| June 13, 2016 | Culture
After 50 Years, Snowmass’s sheep ranch-turned-global artists haven remains atop Aspen’s art scene.
Cultivating culture: Founder Paul Soldner leads a tour of Anderson Ranch in 1981. In addition to its intensive residency programs, the sprawling, immersive artists’ enclave offers more than 150 workshops each summer.
When world-renowned ceramicist Paul Soldner decided, in 1966, to convert a four-and-a-half-acre Snowmass Village sheep ranch into artist studios and galleries, he had a clear vision for the type of institution he wanted it to become. In fact, Soldner—who passed away at his winter home in Claremont, California, in 2011—penned a letter to the community explicitly outlining his mission. “The first thing he said,” says current Anderson Ranch Executive Director Nancy Wilhelms, “is that we’re a center, not a school. We’re different.”
Since those early days, the Ranch has served as Aspen’s fount of artistic inspiration and creativity. But, 50 years later, Soldner’s legacy extends far beyond the Roaring Fork Valley.
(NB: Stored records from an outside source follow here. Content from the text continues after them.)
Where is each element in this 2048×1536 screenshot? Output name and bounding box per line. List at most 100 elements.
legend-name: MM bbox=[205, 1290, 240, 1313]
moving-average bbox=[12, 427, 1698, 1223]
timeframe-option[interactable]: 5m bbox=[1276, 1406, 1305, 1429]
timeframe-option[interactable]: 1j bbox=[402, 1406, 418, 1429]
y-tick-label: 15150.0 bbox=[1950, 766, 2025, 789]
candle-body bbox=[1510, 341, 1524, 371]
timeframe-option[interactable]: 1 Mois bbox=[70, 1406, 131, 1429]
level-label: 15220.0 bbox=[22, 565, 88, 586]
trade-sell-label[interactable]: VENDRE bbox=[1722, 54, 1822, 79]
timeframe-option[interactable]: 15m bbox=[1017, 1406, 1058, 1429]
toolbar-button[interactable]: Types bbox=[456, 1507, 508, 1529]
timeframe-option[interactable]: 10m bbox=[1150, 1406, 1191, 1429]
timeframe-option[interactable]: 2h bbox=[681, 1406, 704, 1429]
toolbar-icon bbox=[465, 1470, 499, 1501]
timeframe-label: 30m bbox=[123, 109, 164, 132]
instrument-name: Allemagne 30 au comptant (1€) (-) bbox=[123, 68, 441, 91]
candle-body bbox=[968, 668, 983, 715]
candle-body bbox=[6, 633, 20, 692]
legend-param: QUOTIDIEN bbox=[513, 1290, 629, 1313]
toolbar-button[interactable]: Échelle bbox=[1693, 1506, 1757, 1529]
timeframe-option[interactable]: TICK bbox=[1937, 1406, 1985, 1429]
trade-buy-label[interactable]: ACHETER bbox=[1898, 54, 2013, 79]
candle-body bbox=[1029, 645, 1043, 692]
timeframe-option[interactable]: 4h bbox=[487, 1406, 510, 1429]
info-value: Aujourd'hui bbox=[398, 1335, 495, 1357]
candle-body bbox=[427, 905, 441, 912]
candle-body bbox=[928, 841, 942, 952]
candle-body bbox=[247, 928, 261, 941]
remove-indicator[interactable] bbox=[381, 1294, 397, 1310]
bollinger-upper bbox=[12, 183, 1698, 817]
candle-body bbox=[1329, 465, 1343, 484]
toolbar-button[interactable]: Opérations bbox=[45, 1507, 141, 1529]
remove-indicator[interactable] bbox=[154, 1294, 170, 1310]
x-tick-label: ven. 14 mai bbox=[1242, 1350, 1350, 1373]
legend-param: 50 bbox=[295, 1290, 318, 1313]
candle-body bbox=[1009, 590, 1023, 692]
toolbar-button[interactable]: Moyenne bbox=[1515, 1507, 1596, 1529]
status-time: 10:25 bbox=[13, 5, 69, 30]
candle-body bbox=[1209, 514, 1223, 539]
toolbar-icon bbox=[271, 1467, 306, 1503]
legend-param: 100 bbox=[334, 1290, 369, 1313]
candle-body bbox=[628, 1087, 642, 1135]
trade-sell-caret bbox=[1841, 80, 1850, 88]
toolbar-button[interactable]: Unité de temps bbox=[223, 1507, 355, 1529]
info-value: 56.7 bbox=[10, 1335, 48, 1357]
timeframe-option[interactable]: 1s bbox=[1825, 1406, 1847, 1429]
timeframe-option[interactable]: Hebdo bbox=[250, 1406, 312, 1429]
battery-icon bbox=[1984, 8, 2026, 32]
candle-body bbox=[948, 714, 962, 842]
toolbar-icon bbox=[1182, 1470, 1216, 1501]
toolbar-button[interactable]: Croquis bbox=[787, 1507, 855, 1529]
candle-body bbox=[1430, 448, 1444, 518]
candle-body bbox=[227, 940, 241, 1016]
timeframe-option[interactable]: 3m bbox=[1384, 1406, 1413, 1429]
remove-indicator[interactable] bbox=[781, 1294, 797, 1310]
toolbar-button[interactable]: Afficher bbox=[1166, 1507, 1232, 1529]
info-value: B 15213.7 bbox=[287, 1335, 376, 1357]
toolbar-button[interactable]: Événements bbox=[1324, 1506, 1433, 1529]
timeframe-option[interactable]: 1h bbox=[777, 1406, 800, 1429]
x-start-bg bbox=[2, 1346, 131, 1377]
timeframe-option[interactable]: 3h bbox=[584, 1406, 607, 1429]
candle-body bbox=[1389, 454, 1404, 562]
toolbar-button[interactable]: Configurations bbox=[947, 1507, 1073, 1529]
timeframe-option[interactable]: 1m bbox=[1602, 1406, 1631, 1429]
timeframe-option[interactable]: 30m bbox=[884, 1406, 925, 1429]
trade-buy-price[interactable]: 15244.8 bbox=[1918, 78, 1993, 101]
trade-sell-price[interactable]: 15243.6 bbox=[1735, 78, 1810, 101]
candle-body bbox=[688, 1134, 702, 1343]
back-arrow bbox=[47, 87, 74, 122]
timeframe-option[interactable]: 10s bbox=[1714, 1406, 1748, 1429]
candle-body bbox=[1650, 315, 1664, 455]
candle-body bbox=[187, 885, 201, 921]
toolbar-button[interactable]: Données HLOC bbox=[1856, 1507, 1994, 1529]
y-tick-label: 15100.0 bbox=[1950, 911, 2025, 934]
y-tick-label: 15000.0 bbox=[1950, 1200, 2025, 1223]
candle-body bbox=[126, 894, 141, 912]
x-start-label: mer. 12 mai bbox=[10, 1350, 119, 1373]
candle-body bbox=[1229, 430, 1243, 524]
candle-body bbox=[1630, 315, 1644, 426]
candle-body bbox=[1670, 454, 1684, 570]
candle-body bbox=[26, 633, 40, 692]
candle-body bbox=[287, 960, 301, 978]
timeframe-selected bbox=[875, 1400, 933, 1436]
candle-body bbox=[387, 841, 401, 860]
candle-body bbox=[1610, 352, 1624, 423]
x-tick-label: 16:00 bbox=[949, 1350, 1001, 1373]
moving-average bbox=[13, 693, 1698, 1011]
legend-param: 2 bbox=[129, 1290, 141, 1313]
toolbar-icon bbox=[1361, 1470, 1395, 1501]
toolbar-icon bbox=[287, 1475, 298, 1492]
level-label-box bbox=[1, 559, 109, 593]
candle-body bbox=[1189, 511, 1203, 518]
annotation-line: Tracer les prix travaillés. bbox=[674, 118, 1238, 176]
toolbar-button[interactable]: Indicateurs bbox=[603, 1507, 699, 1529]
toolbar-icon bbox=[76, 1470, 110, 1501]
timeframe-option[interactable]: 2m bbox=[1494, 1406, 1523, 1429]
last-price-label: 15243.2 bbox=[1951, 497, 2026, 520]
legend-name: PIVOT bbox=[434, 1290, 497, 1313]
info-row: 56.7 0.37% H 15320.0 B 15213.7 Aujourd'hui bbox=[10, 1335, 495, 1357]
Last year, legendary painter and printmaker Frank Stella was the recipient of the nonprofit’s National Artist Award (this year photographer and MacArthur Fellow Carrie Mae Weems will be celebrated). “You can come here as a student and talk to Frank Stella as he’s walking through the studios, have him talk about life, work, and inspiration, then go back to your own workshop and go to work,” says Wilhelms. “It’s quite amazing.” The 50th anniversary celebrations will culminate in a week of workshops, guest lectures, and exhibitions July 17–22, with more events scheduled throughout the year. “Here, art is not just a professional endeavor,” says Wilhelms. “It’s a way of life.”